Idąc dalej za tym tokiem rozumowania, można stwierdzić, że skoro ktoś podejmuje się integracji czegoś, to wcześniej ktoś musiał to coś zastosować w sposób zdezintegrowany. Stać tak zaś się mogło albo w wyniku braku poczucia potrzeby integracji, albo świadomego działania na zasadzie "najpierw osobno, a dopiero później - razem". Niezależnie od scenariusza, oba takie przypadki bywają kosztowne w tym sensie, że integracja odłożona kosztuje więcej, niż gdyby wykonać ją od razu.
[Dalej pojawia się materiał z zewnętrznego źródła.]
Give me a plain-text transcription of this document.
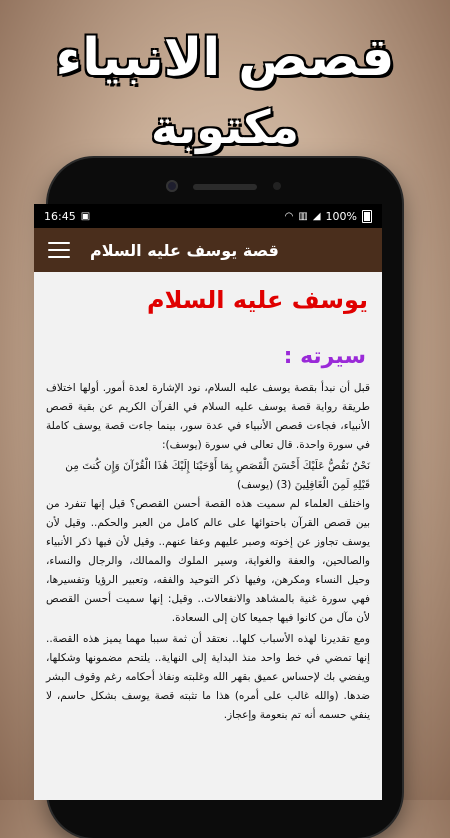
قصص الانبياء
مكتوبة
16:45 ▣	◠ ▥ ◢ 100%
قصة يوسف عليه السلام
يوسف عليه السلام
سيرته :

قبل أن نبدأ بقصة يوسف عليه السلام، نود الإشارة لعدة أمور. أولها اختلاف طريقة رواية قصة يوسف عليه السلام في القرآن الكريم عن بقية قصص الأنبياء، فجاءت قصص الأنبياء في عدة سور، بينما جاءت قصة يوسف كاملة في سورة واحدة. قال تعالى في سورة (يوسف):

نَحْنُ نَقُصُّ عَلَيْكَ أَحْسَنَ الْقَصَصِ بِمَا أَوْحَيْنَا إِلَيْكَ هَٰذَا الْقُرْآنَ وَإِن كُنتَ مِن

قَبْلِهِ لَمِنَ الْغَافِلِينَ (3) (يوسف)

واختلف العلماء لم سميت هذه القصة أحسن القصص؟ قيل إنها تنفرد من بين قصص القرآن باحتوائها على عالم كامل من العبر والحكم.. وقيل لأن يوسف تجاوز عن إخوته وصبر عليهم وعفا عنهم.. وقيل لأن فيها ذكر الأنبياء والصالحين، والعفة والغواية، وسير الملوك والممالك، والرجال والنساء، وحيل النساء ومكرهن، وفيها ذكر التوحيد والفقه، وتعبير الرؤيا وتفسيرها، فهي سورة غنية بالمشاهد والانفعالات.. وقيل: إنها سميت أحسن القصص لأن مآل من كانوا فيها جميعا كان إلى السعادة.

ومع تقديرنا لهذه الأسباب كلها.. نعتقد أن ثمة سببا مهما يميز هذه القصة.. إنها تمضي في خط واحد منذ البداية إلى النهاية.. يلتحم مضمونها وشكلها، ويفضي بك لإحساس عميق بقهر الله وغلبته ونفاذ أحكامه رغم وقوف البشر ضدها. (والله غالب على أمره) هذا ما تثبته قصة يوسف بشكل حاسم، لا ينفي حسمه أنه تم بنعومة وإعجاز.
Problem jednak w tym, że obie strony uczestniczące w takiej relacji i potencjalnie zainteresowane integracją, czyli dostawca usług i jego klient, mogą, pod różnymi względami, nie być gotowi do tak złożonego przedsięwzięcia, jakim jest wdrażanie różnych systemów i jednoczesne ich integrowanie czy też sięganie od razu po możliwie wysoki poziom integracji w warunkach, gdy trudno doszukać się jakichkolwiek jej śladów w punkcie wyjścia. Jeszcze inny, często spotykany scenariusz, to brak kompletu działających systemów, niezbędnych do przeprowadzenia zamiaru określonej integracji.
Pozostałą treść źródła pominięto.